Eine dritte Möglichkeit wurde bislang nur unzureichend untersucht: Vögel könnten sich auch bei lebenden Pelztieren bedienen. Einen nun im Journal der "Ecological Society of America" veröffentlichte Studie zeigt: Das tun sie auch. Und zwar nicht selten.

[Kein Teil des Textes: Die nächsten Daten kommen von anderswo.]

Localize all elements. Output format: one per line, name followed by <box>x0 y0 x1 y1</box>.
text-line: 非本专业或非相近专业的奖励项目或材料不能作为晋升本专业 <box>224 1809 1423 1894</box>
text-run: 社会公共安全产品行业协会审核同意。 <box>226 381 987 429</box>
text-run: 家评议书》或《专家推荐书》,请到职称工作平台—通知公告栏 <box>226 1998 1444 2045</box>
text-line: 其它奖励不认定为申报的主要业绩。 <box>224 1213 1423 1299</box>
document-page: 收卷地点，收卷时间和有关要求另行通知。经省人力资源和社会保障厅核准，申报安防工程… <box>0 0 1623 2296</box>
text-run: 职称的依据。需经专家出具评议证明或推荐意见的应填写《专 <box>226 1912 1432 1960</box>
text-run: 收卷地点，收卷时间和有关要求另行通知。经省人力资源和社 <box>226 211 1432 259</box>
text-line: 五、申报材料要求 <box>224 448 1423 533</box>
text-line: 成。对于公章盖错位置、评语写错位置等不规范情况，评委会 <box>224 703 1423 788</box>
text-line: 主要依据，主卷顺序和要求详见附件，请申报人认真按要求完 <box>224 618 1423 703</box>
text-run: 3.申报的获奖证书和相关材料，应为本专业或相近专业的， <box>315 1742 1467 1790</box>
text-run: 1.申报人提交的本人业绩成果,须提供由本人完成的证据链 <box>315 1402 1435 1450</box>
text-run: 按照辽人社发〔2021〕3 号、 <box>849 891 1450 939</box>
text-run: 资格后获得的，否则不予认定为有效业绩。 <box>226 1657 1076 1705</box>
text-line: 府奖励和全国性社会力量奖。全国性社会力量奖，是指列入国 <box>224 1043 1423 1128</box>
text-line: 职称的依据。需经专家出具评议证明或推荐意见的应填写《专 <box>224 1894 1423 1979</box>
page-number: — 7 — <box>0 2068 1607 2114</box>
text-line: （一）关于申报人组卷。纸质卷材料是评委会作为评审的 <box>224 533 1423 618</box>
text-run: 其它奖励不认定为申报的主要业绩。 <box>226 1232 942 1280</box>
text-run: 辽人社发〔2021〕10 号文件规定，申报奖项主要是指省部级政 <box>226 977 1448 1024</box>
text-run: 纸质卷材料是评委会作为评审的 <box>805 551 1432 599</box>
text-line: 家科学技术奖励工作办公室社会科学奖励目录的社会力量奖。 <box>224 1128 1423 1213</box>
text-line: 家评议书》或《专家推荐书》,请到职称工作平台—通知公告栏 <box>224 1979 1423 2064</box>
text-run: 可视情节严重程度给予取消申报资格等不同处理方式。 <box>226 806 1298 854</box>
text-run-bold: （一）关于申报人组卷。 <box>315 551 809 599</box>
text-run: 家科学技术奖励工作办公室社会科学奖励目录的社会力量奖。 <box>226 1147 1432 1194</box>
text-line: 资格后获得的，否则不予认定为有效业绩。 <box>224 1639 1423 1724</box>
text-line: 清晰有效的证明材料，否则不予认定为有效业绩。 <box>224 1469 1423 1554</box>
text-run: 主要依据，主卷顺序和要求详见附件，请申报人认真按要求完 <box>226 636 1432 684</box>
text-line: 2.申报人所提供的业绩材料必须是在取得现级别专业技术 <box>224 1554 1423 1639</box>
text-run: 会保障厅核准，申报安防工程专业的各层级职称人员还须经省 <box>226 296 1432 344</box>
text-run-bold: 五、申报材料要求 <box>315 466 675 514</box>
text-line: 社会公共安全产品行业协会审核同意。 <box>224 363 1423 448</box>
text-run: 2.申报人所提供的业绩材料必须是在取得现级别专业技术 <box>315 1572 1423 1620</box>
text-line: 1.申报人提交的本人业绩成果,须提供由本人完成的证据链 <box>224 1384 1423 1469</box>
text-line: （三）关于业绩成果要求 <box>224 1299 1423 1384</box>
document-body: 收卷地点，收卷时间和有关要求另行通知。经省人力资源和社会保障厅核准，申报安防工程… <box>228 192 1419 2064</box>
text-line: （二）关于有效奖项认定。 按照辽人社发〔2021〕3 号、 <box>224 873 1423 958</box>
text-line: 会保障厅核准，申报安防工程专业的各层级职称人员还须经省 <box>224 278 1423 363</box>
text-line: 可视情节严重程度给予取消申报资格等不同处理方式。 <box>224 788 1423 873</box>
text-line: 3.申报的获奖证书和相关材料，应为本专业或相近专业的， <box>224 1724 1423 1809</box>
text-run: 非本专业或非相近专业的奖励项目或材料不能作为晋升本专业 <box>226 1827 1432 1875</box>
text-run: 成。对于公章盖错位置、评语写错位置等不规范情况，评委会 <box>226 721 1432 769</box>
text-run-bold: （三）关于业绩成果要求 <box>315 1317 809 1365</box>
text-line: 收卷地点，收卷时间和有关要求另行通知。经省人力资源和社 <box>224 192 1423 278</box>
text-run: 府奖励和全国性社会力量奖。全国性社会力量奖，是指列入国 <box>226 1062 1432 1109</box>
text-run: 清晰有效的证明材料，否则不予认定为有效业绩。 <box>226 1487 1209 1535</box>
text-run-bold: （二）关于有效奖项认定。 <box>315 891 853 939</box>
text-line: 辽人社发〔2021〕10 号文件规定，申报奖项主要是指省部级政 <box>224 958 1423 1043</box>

Ein bislang wenig beachtetes, weit verbreitetes Verhalten
Die Idee zu der Studie kam Co-Autor Henry Pollock, als der Ornithologe von der University of Illinois in einem Park eine Grauhäubchenmeise (Baeolophus bicolor) beobachtete, die auf dem Rücken eines Waschbären saß und ihm Fell auspickte - mutmaßlich für den Nestbau.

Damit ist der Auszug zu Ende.